Firstly, brands and decision makers are wising up to what good digital PR agencies look like and so what we are going to see is the brands with the budgets will only invest in agencies they know have a great track record and are doing great work.

That will leave the brands with the smaller budgets having to use the “cowboy” agencies but after they get stung once or twice, they will also wisen up and put their budget elsewhere, leaving the “cowboy” agencies no where left to go.

These agencies will end up in one of two places, out of business or selling “SEO content”

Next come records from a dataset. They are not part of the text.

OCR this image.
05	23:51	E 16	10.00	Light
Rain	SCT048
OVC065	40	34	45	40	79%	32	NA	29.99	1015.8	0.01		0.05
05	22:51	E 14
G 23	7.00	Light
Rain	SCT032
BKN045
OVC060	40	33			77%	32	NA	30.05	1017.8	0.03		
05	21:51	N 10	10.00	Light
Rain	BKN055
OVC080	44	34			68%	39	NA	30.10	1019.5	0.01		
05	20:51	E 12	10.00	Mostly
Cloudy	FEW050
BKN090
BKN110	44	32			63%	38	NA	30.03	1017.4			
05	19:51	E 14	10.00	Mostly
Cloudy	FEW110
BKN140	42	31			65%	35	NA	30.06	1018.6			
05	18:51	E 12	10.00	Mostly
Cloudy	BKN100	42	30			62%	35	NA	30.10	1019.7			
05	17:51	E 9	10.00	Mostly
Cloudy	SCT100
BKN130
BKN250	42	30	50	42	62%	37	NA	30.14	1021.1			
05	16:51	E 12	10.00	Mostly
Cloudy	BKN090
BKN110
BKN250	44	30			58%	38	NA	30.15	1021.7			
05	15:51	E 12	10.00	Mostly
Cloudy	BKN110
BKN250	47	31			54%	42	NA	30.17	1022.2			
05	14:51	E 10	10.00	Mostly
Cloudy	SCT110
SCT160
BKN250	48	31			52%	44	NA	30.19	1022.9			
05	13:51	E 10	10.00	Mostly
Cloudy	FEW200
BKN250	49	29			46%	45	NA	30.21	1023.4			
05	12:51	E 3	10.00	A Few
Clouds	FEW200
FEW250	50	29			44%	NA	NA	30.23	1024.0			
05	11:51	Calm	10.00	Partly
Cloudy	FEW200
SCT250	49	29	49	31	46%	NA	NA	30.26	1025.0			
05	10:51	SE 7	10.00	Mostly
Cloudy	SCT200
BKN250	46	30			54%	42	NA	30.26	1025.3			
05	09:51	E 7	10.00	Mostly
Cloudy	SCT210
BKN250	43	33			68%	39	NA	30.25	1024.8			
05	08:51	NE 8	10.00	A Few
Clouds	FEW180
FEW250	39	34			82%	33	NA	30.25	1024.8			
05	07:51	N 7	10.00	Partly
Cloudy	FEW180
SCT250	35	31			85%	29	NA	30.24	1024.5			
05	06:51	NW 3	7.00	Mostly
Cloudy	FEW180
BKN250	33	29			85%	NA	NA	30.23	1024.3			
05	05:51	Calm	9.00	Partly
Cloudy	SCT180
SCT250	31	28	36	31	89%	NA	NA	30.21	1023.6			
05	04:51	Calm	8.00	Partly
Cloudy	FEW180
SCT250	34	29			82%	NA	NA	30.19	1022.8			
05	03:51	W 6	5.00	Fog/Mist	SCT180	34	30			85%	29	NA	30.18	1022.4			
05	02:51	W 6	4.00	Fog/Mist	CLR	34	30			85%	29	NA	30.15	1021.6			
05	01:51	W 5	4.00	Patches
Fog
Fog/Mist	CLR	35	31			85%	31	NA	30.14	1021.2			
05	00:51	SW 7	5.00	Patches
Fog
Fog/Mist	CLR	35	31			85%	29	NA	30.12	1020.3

What do I mean by that? well they will probably start generating bulk content and press releases using AI and using a more spray and pray approach and hoping something sticks.

This will probably work just enough to keep them in business but ultimately they will naturally fall out of the “digital PR” sphere and more into the modern day “spammy linkbuilding” tactics as mentioned above.

In the meantime folks, we will see budgets squeezed and a tough transitional period but as Rich said to me, hang in there because the good agencies like ours will rise to the top once this transition has taken place.